Surreale Malerei
traumhaft absurd rätselhaft
herausgegeben von Larissa Kikol
Surreale Malerei ist nicht nur eine Avantgardebewegung der westlichen Kunstgeschichte. Sie ist eine Bildgattung der Gegenwart. Der Surrealismus existierte schon vorher, er war nie verschwunden, und er wurde in jeder Zeit und jeder Kultur immer wieder neu entworfen. Dieser Themenband widmet sich den aktuellen Tendenzen der surrealen Malerei. Es geht um Träume, um Geister, um Empowerment, Feminismus, Verletzungen, Schwarze Kultur, Kindheit, die Leipziger Schule, Student*innenpartys und Actionfiguren. Der surreale Output der Gegenwartskunst scheint grenzenlos verbreitet, zwischen den alten Hasen und den Newcomern, zwischen Ost und West, zwischen den Kontinenten und sozialen Milieus. Und so prägen die surrealen Künstler*innen die Malerei auf so reichhaltige und besonders heterogene Weise. Manche sind politisch motiviert, andere schaffen Welten aus der psychologischen Introspektive heraus, wieder andere spielen fröhlich mit ihren Lieblingsmonstern.
Letztes Jahr war es genau 100 Jahre her, dass der Franzose André Breton sein erstes Manifest zum Surrealismus schrieb. Nicht verwunderlich, dass viele Museen dieses Jubiläum zum Anlass nahmen für neue Forschungs- und Ausstellungsprojekte. 2024 durften wir zahlreiche Surrealismuswerke in neuen Kontexten und unter veränderten Perspektiven entdecken. Doch immer noch und wieder aktuell sind Bretons Gedanken: „Die Imagination ist vielleicht im Begriff, wieder in ihre alten Rechte einzutreten. Wenn die Tiefen unseres Geistes seltsame Kräfte bergen, die imstande sind, die der Oberfläche zu mehren […], so haben wir allen Grund, sie einzufangen […].“
So geht Larissa Kikol in ihrem Essay Surreale Malerei – Von den Geistern, die wir riefen der Geschichte der surrealistische Malerei bis in die Gegenwart nach. Sie zeigt auf, welche Aspekte der Moderne heute immer noch relevant bleiben, und welche historischen Figuren man problematischer reflektieren sollte. Außerdem geht es um die Bildgattung der surrealen Malerei als einem der wichtigsten und verbreitetsten Ansätze der Gegenwartskunst. Aktuelle Beispiele der verschiedenen Stile werden vorgestellt. Fortgeführt wird die zeitgenössische surreale Malerei in der Bilderschau Ein Augenaufschlag mit Igor Hosnedl, Youjin Yi, Stella Winter, Federico Solmi und Tilo Baumgärtel.

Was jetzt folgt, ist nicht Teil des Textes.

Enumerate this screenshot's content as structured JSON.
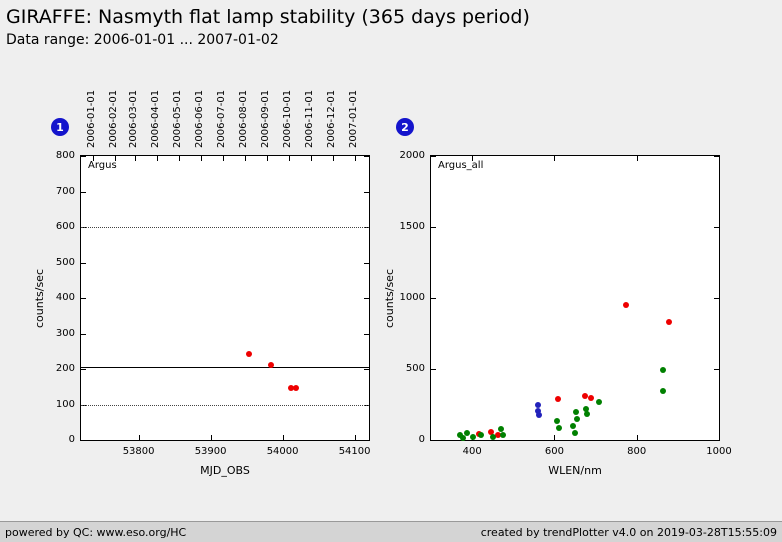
{
  "header": {
    "title": "GIRAFFE: Nasmyth flat lamp stability (365 days period)",
    "subtitle": "Data range: 2006-01-01 ... 2007-01-02"
  },
  "footer": {
    "left": "powered by QC: www.eso.org/HC",
    "right": "created by trendPlotter v4.0 on 2019-03-28T15:55:09"
  },
  "colors": {
    "page_background": "#efefef",
    "plot_background": "#ffffff",
    "footer_background": "#d4d4d4",
    "badge": "#1414cc",
    "red": "#ee0000",
    "green": "#008000",
    "blue": "#2222bb"
  },
  "chart_data": [
    {
      "type": "scatter",
      "badge": "1",
      "inner_label": "Argus",
      "xlabel": "MJD_OBS",
      "ylabel": "counts/sec",
      "xlim": [
        53720,
        54120
      ],
      "ylim": [
        0,
        800
      ],
      "x_ticks": [
        53800,
        53900,
        54000,
        54100
      ],
      "y_ticks": [
        0,
        100,
        200,
        300,
        400,
        500,
        600,
        700,
        800
      ],
      "grid": false,
      "legend": "none",
      "top_axis_dates": [
        {
          "label": "2006-01-01",
          "mjd": 53736
        },
        {
          "label": "2006-02-01",
          "mjd": 53767
        },
        {
          "label": "2006-03-01",
          "mjd": 53795
        },
        {
          "label": "2006-04-01",
          "mjd": 53826
        },
        {
          "label": "2006-05-01",
          "mjd": 53856
        },
        {
          "label": "2006-06-01",
          "mjd": 53887
        },
        {
          "label": "2006-07-01",
          "mjd": 53917
        },
        {
          "label": "2006-08-01",
          "mjd": 53948
        },
        {
          "label": "2006-09-01",
          "mjd": 53979
        },
        {
          "label": "2006-10-01",
          "mjd": 54009
        },
        {
          "label": "2006-11-01",
          "mjd": 54040
        },
        {
          "label": "2006-12-01",
          "mjd": 54070
        },
        {
          "label": "2007-01-01",
          "mjd": 54101
        }
      ],
      "hlines": [
        {
          "y": 600,
          "style": "dotted"
        },
        {
          "y": 205,
          "style": "solid"
        },
        {
          "y": 100,
          "style": "dotted"
        }
      ],
      "series": [
        {
          "name": "Argus",
          "color": "red",
          "points": [
            [
              53954,
              243
            ],
            [
              53984,
              212
            ],
            [
              54012,
              147
            ],
            [
              54018,
              146
            ]
          ]
        }
      ]
    },
    {
      "type": "scatter",
      "badge": "2",
      "inner_label": "Argus_all",
      "xlabel": "WLEN/nm",
      "ylabel": "counts/sec",
      "xlim": [
        300,
        1000
      ],
      "ylim": [
        0,
        2000
      ],
      "x_ticks": [
        400,
        600,
        800,
        1000
      ],
      "y_ticks": [
        0,
        500,
        1000,
        1500,
        2000
      ],
      "grid": false,
      "legend": "none",
      "hlines": [],
      "series": [
        {
          "name": "red",
          "color": "red",
          "points": [
            [
              417,
              40
            ],
            [
              446,
              55
            ],
            [
              463,
              35
            ],
            [
              609,
              290
            ],
            [
              674,
              310
            ],
            [
              689,
              295
            ],
            [
              774,
              950
            ],
            [
              878,
              830
            ]
          ]
        },
        {
          "name": "green",
          "color": "green",
          "points": [
            [
              370,
              35
            ],
            [
              378,
              15
            ],
            [
              388,
              50
            ],
            [
              402,
              20
            ],
            [
              422,
              35
            ],
            [
              451,
              20
            ],
            [
              470,
              75
            ],
            [
              475,
              35
            ],
            [
              606,
              135
            ],
            [
              611,
              85
            ],
            [
              645,
              100
            ],
            [
              650,
              50
            ],
            [
              652,
              195
            ],
            [
              655,
              150
            ],
            [
              677,
              220
            ],
            [
              679,
              185
            ],
            [
              708,
              270
            ],
            [
              864,
              490
            ],
            [
              864,
              345
            ]
          ]
        },
        {
          "name": "blue",
          "color": "blue",
          "points": [
            [
              560,
              245
            ],
            [
              560,
              205
            ],
            [
              563,
              175
            ]
          ]
        }
      ]
    }
  ]
}
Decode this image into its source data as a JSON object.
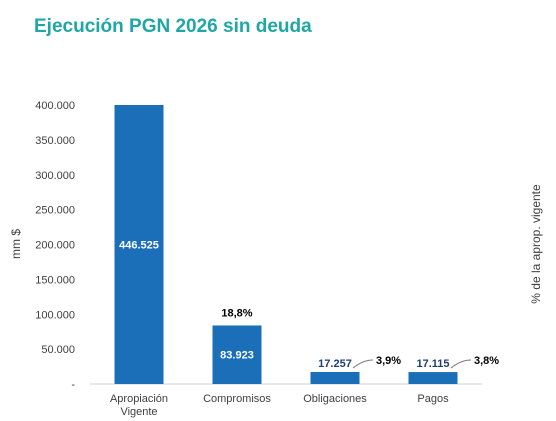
{
  "page": {
    "title": "Ejecución PGN 2026 sin deuda"
  },
  "colors": {
    "title": "#1fa7a6",
    "bar": "#1a6fb8",
    "axis_text": "#404040",
    "pct_text": "#000000"
  },
  "chart_data": {
    "type": "bar",
    "title": "Ejecución PGN 2026 sin deuda",
    "ylabel": "mm $",
    "y2label": "% de la aprop. vigente",
    "ylim": [
      0,
      400000
    ],
    "yticks": [
      "400.000",
      "350.000",
      "300.000",
      "250.000",
      "200.000",
      "150.000",
      "100.000",
      "50.000",
      "-"
    ],
    "ytick_values": [
      400000,
      350000,
      300000,
      250000,
      200000,
      150000,
      100000,
      50000,
      0
    ],
    "categories": [
      [
        "Apropiación",
        "Vigente"
      ],
      [
        "Compromisos"
      ],
      [
        "Obligaciones"
      ],
      [
        "Pagos"
      ]
    ],
    "values": [
      446525,
      83923,
      17257,
      17115
    ],
    "value_labels": [
      "446.525",
      "83.923",
      "17.257",
      "17.115"
    ],
    "pct_labels": [
      "",
      "18,8%",
      "3,9%",
      "3,8%"
    ],
    "grid": false,
    "legend": "none"
  }
}
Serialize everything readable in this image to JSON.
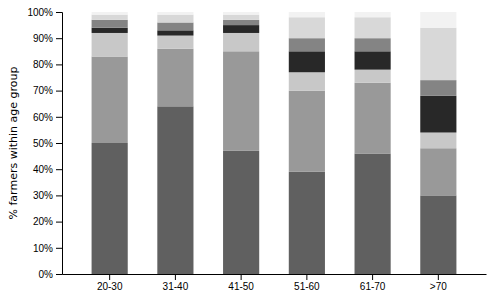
{
  "chart_data": {
    "type": "bar",
    "stacked": true,
    "ylabel": "% farmers within age group",
    "categories": [
      "20-30",
      "31-40",
      "41-50",
      "51-60",
      "61-70",
      ">70"
    ],
    "series": [
      {
        "color": "#606060",
        "values": [
          50,
          64,
          47,
          39,
          46,
          30
        ]
      },
      {
        "color": "#999999",
        "values": [
          33,
          22,
          38,
          31,
          27,
          18
        ]
      },
      {
        "color": "#c8c8c8",
        "values": [
          9,
          5,
          7,
          7,
          5,
          6
        ]
      },
      {
        "color": "#282828",
        "values": [
          2,
          2,
          3,
          8,
          7,
          14
        ]
      },
      {
        "color": "#848484",
        "values": [
          3,
          3,
          2,
          5,
          5,
          6
        ]
      },
      {
        "color": "#d8d8d8",
        "values": [
          2,
          3,
          2,
          8,
          8,
          20
        ]
      },
      {
        "color": "#f2f2f2",
        "values": [
          1,
          1,
          1,
          2,
          2,
          6
        ]
      }
    ],
    "ylim": [
      0,
      100
    ],
    "yticks": [
      {
        "value": 0,
        "label": "0%"
      },
      {
        "value": 10,
        "label": "10%"
      },
      {
        "value": 20,
        "label": "20%"
      },
      {
        "value": 30,
        "label": "30%"
      },
      {
        "value": 40,
        "label": "40%"
      },
      {
        "value": 50,
        "label": "50%"
      },
      {
        "value": 60,
        "label": "60%"
      },
      {
        "value": 70,
        "label": "70%"
      },
      {
        "value": 80,
        "label": "80%"
      },
      {
        "value": 90,
        "label": "90%"
      },
      {
        "value": 100,
        "label": "100%"
      }
    ],
    "grid": false
  }
}
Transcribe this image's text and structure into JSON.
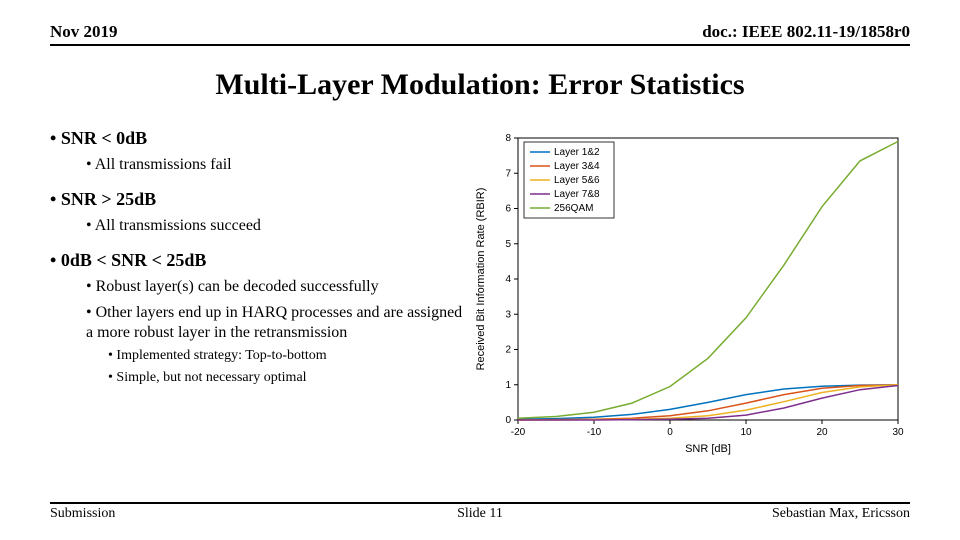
{
  "header": {
    "date": "Nov 2019",
    "doc": "doc.: IEEE 802.11-19/1858r0"
  },
  "title": "Multi-Layer Modulation: Error Statistics",
  "bullets": {
    "b1": "SNR < 0dB",
    "b1_1": "All transmissions fail",
    "b2": "SNR > 25dB",
    "b2_1": "All transmissions succeed",
    "b3": "0dB < SNR < 25dB",
    "b3_1": "Robust layer(s) can be decoded successfully",
    "b3_2": "Other layers end up in HARQ processes and are assigned a more robust layer in the retransmission",
    "b3_2_a": "Implemented strategy: Top-to-bottom",
    "b3_2_b": "Simple, but not necessary optimal"
  },
  "footer": {
    "left": "Submission",
    "center": "Slide 11",
    "right": "Sebastian Max, Ericsson"
  },
  "chart": {
    "type": "line",
    "xlabel": "SNR [dB]",
    "ylabel": "Received Bit Information Rate (RBIR)",
    "xlim": [
      -20,
      30
    ],
    "xtick_step": 10,
    "ylim": [
      0,
      8
    ],
    "ytick_step": 1,
    "background_color": "#ffffff",
    "axis_color": "#000000",
    "label_fontsize": 11,
    "tick_fontsize": 10,
    "linewidth": 1.5,
    "legend": {
      "position": "top-left-inside",
      "border_color": "#000000",
      "bg_color": "#ffffff"
    },
    "series": [
      {
        "name": "Layer 1&2",
        "color": "#0072bd",
        "x": [
          -20,
          -15,
          -10,
          -5,
          0,
          5,
          10,
          15,
          20,
          25,
          30
        ],
        "y": [
          0.02,
          0.04,
          0.08,
          0.16,
          0.3,
          0.5,
          0.72,
          0.88,
          0.96,
          0.99,
          1.0
        ]
      },
      {
        "name": "Layer 3&4",
        "color": "#d95319",
        "x": [
          -20,
          -15,
          -10,
          -5,
          0,
          5,
          10,
          15,
          20,
          25,
          30
        ],
        "y": [
          0.0,
          0.01,
          0.02,
          0.05,
          0.12,
          0.26,
          0.48,
          0.72,
          0.9,
          0.98,
          1.0
        ]
      },
      {
        "name": "Layer 5&6",
        "color": "#edb120",
        "x": [
          -20,
          -15,
          -10,
          -5,
          0,
          5,
          10,
          15,
          20,
          25,
          30
        ],
        "y": [
          0.0,
          0.0,
          0.01,
          0.02,
          0.05,
          0.12,
          0.28,
          0.52,
          0.78,
          0.94,
          1.0
        ]
      },
      {
        "name": "Layer 7&8",
        "color": "#7e2f8e",
        "x": [
          -20,
          -15,
          -10,
          -5,
          0,
          5,
          10,
          15,
          20,
          25,
          30
        ],
        "y": [
          0.0,
          0.0,
          0.0,
          0.01,
          0.02,
          0.05,
          0.14,
          0.34,
          0.62,
          0.86,
          0.98
        ]
      },
      {
        "name": "256QAM",
        "color": "#77ac30",
        "x": [
          -20,
          -15,
          -10,
          -5,
          0,
          5,
          10,
          15,
          20,
          25,
          30
        ],
        "y": [
          0.05,
          0.1,
          0.22,
          0.48,
          0.95,
          1.75,
          2.9,
          4.4,
          6.05,
          7.35,
          7.9
        ]
      }
    ]
  }
}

Im Gespräch mit dem Ehepaar Neo Rauch und Rosa Loy wird der Surrealismus in der Leipziger Schule thematisiert, außerdem verraten beide, warum für sie die malerischen Aspekte immer wichtiger bleiben, als die einzelnen Deutungsinhalte. Über kulturelles Sampling in surrealer Pop-Malerei erzählt der iranisch-US-amerikanische Künstler Amir H. Fallah. Mit seinen verschleierten Portraits lotet er aus, wie man Identitäten ohne körperliche Merkmale darstellen kann. Auch Emily Mae Smith stellt (feministische) Fragen nach Identität und Rollen, ohne konkrete menschliche Figuren. Ihre phallusartige Besenfigur ist ikonenhaft. Wie diese entstand und in welcher malerischen Welt sie lebt, verrät die Künstlerin im Interview. Feministische und queere Kampfzonen heißt der Essay von Juliane Rohr. Die Bilder der Künstlerinnen erzählen in surrealer Sprache von Missbrauch, Gewalt, Wunden und der Ambiguität des Frauseins. Der Kurator und Autor Billy Fawo stellt in Afro-Surrealismus – Kunst des Seins und Freiheit Künstler*innen vor, die Schwarze Kulturen und Identitäten feiern. Traumähnliche Bildsprachen werden mit politischen Aussagen gekoppelt. Der Jugoslawe Matija Bobičić malt Actionfiguren mit mehreren Köpfen, Hunden und Kräften wie ein Terminator. Kindheitsträume werden aufgeblasen, in malerischer Bad-Painting-Manier und kindlicher Frohmut. In der jungen Generation sind seine Figuren längst berühmt. Im Interview erzählt er, wie der Fernseher für ihn als Kind zum ersten Kunstwerkzeug wurde.
In dem Essay Pimp my Toys – spielerischer Surrealismus geht Larissa Kikol dem wichtigen Stellenwert der Kindheit für die surreale Malerei nach – in der Moderne sowie heute im 21. Jahrhundert. Denn hat der Mensch seine größte surreale Hochphase nicht genau in dieser Lebenszeit?